Today, let's quickly dive in to one of the reasons some environmentalists aren't too excited about powering up those nuclear plants again.
Turns out, radioactive material from Fukushima has now been found in sea creatures as far away as 186 miles off Japan’s Pacific coast. This is the first time the extent of the environmental damage of the nuclear disaster has been shown.
The researchers from the Woods Hole Oceanographic Institution (WHOI) found cesium radiation hundreds of times higher than natural rates in certain currents that have both carried radioactive debris out to sea and concentrated it.
Researchers estimate it will take another year or so until this radioactive debris traverse the entire Pacific Ocean to end up on America’s Pacific coast.
Using small devices called “drifters,” researchers released them into the ocean. These drifters can track by GPS while also getting radiation readings. The drifters found naturally occurring cesium and traces of cesium-137 (which has a half-life of 30 years) some of which is leftover from atmospheric nuclear tests in the 1960s and the Chernobyl meltdown in 1986.
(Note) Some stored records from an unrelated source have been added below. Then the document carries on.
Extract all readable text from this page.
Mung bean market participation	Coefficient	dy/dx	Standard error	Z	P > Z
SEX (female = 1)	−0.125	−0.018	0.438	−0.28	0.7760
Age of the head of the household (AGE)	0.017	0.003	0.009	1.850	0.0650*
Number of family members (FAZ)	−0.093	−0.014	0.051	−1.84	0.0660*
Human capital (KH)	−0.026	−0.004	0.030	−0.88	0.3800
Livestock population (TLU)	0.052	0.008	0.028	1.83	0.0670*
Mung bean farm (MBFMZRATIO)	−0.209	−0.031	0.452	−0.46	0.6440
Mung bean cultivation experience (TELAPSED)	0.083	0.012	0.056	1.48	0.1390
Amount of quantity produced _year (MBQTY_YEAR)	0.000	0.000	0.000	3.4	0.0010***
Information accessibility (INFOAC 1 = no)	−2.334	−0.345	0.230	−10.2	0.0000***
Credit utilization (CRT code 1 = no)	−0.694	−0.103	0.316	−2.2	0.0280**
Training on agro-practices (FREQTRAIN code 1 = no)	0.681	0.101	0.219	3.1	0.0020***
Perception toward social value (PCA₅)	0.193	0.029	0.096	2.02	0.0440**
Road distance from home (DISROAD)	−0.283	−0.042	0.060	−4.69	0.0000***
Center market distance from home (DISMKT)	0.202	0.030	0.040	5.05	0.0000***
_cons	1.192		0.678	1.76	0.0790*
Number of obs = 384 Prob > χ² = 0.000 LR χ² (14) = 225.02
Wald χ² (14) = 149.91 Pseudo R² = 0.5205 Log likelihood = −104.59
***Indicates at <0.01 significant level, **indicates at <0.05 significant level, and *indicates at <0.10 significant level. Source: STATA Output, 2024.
However, researchers found nearly equal parts of cesium-137 and cesium-134, the latter of which has a half-life of only two years, thus denoting recent contamination. The oceans generally hold 1 becquerals (Bq) of radioactivity per cubic meter of water, but some spots of up to 3,900 Bq per cubic meter were found near the Japanese coast and 325 Bq as far as 372 miles off-coast.
Whether or not Japan fires up those nuclear power plants again, I suspect we'll continue to see more and more data showing just how catastrophic Fukushima was – both in the immediate aftermath of the meltdown, and for many decades to come.